Risks and dangers to the kiwi!

For millions of years kiwi had developed and lived in New Zealand.

Then people arrived!

 

Kiwi used to be common in New Zealand - as many as 12 million of them lived all over the country.

Maori arrived over a thousand years ago and began hunting kiwi for meat, skin, and feathers. Sometimes the hunters went out with dogs and flaming torches, and at other times they used traps.

Maori had several names for kiwi. The word' kiwi' is a Maori word which copies the sound the kiwi makes when it calls.
The Great Spotted Kiwi was known as 'roa', and tokoeka is also a Maori name - meaning 'weka with a walking stick'.

Maori used the feathers (and sometimes the skins) to make special cloaks called 'kahu'. The shaft of the feathers (the harder piece in the centre) were sewn into a cloak made of flax.

Europeans first saw kiwi early in the 1800's. A ship's captain took a kiwi skin back to England and took it to the British Museum. He gave it a scientific name, described it, and an artist tried to make a picture of it. They published a report which interested a lot of people. Scientists weren't sure at first whether it was a trick or an exciting discovery.

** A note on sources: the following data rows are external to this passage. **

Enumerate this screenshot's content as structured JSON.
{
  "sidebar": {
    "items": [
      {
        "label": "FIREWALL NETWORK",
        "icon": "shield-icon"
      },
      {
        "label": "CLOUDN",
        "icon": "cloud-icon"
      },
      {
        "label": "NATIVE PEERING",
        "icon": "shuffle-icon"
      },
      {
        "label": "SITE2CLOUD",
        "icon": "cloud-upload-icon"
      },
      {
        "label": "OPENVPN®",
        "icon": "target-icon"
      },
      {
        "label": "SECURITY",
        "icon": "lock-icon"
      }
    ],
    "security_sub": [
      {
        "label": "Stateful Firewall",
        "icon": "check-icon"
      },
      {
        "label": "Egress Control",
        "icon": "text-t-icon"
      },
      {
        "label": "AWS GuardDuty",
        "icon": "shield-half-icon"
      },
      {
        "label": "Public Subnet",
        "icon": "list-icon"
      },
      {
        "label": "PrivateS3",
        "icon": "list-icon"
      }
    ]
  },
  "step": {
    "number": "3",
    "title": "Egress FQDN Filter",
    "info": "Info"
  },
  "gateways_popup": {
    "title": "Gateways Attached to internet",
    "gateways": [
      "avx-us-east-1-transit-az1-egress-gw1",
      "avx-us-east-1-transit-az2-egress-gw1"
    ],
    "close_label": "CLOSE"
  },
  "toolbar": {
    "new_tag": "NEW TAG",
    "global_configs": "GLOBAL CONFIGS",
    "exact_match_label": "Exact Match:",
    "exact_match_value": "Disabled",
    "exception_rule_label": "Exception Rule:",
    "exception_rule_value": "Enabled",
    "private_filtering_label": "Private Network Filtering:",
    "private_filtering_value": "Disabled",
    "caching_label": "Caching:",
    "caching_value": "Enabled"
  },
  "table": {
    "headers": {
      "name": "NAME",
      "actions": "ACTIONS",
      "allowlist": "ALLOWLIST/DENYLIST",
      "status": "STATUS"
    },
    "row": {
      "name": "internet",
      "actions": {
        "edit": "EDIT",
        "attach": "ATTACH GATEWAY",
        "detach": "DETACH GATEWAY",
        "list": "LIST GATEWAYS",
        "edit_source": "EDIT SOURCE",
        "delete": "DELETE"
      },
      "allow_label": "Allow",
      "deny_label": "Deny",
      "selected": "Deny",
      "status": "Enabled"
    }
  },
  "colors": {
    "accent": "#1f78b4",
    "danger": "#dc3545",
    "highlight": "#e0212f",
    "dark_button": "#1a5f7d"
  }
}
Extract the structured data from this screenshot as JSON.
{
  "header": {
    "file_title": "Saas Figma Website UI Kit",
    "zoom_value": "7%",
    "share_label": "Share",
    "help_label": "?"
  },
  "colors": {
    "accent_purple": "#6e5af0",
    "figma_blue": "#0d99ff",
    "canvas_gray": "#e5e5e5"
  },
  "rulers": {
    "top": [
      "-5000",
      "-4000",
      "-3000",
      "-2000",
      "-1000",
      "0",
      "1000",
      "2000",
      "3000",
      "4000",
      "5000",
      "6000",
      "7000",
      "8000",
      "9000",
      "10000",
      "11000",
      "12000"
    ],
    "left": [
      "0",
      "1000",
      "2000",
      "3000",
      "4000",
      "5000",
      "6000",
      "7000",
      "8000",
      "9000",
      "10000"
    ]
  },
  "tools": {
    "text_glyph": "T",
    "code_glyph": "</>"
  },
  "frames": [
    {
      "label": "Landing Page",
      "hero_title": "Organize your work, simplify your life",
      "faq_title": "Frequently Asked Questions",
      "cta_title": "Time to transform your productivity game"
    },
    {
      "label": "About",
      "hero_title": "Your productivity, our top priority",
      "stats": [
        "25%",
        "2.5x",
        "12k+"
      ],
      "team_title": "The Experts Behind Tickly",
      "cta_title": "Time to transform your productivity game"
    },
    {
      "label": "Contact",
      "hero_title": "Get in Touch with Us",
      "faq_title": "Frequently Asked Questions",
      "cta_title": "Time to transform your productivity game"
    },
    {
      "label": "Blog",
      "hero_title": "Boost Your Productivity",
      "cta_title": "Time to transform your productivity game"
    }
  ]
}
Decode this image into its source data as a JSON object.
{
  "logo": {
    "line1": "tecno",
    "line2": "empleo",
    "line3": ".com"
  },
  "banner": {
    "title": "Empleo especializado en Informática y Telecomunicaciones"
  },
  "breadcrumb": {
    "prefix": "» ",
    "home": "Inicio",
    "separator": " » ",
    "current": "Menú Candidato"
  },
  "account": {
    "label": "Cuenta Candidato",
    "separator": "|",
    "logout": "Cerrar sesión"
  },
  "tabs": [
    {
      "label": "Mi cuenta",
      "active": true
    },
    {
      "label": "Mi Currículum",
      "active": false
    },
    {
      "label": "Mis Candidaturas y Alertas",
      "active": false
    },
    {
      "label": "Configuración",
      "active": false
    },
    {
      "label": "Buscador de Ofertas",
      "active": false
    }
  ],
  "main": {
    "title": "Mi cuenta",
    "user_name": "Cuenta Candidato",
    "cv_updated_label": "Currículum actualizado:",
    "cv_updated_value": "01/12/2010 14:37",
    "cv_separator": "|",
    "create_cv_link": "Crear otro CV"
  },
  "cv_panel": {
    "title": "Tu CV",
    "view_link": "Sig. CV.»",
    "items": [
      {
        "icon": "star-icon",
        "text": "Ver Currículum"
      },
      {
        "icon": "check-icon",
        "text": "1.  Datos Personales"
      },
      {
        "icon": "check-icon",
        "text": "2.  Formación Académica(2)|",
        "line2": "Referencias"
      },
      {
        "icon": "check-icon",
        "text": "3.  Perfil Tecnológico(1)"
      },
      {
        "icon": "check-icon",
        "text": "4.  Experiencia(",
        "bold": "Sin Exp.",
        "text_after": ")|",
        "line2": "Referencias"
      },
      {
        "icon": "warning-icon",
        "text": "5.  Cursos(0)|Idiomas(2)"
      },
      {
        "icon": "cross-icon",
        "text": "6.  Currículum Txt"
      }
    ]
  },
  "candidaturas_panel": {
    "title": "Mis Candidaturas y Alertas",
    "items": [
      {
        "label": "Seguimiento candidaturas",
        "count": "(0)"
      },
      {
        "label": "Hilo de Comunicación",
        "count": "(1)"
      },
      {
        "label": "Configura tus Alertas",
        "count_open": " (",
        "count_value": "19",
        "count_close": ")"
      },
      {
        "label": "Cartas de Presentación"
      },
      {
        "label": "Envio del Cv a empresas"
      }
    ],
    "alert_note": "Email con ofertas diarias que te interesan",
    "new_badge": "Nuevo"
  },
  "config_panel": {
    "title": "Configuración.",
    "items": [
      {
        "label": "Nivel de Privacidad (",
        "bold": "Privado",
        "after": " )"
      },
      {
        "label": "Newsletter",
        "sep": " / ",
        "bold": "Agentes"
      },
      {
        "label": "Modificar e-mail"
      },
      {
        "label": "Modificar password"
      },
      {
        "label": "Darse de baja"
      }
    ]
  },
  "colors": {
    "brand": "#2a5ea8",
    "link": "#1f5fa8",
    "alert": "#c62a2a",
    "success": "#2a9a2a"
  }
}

As more and more people came to New Zealand they did many things which harmed the kiwi:

  • they cleared land to grow food and feed animals - less bush for kiwi to live in
  • they brought dogs with them - dogs are hunting animals and ground birds are easy to hunt
  • they introduced animals for food like rabbits, and later deer and goats -
    these animals change the way the forest and bush grow
  • they introduced other animals to control rabbits - stoats, ferrets and
    weasles - these eat eggs and kill chicks
  • they cut down trees for wood to build houses and make things
  • for a while people hunted kiwi to send to museums or for their feathers - these were used to decorate clothing

By the end of the century people began to see what was happening to kiwi and in 1896 kiwi were made 'protected' birds. This means that no-one is allowed to kill them. Some were put on special islands , like Kapiti Island off the coast of Wellington.

 
 
 
We have a better idea of kiwi numbers now. The Department of Conservation (DoC) did a number of surveys and in 1992 they realised that kiwi were in serious trouble.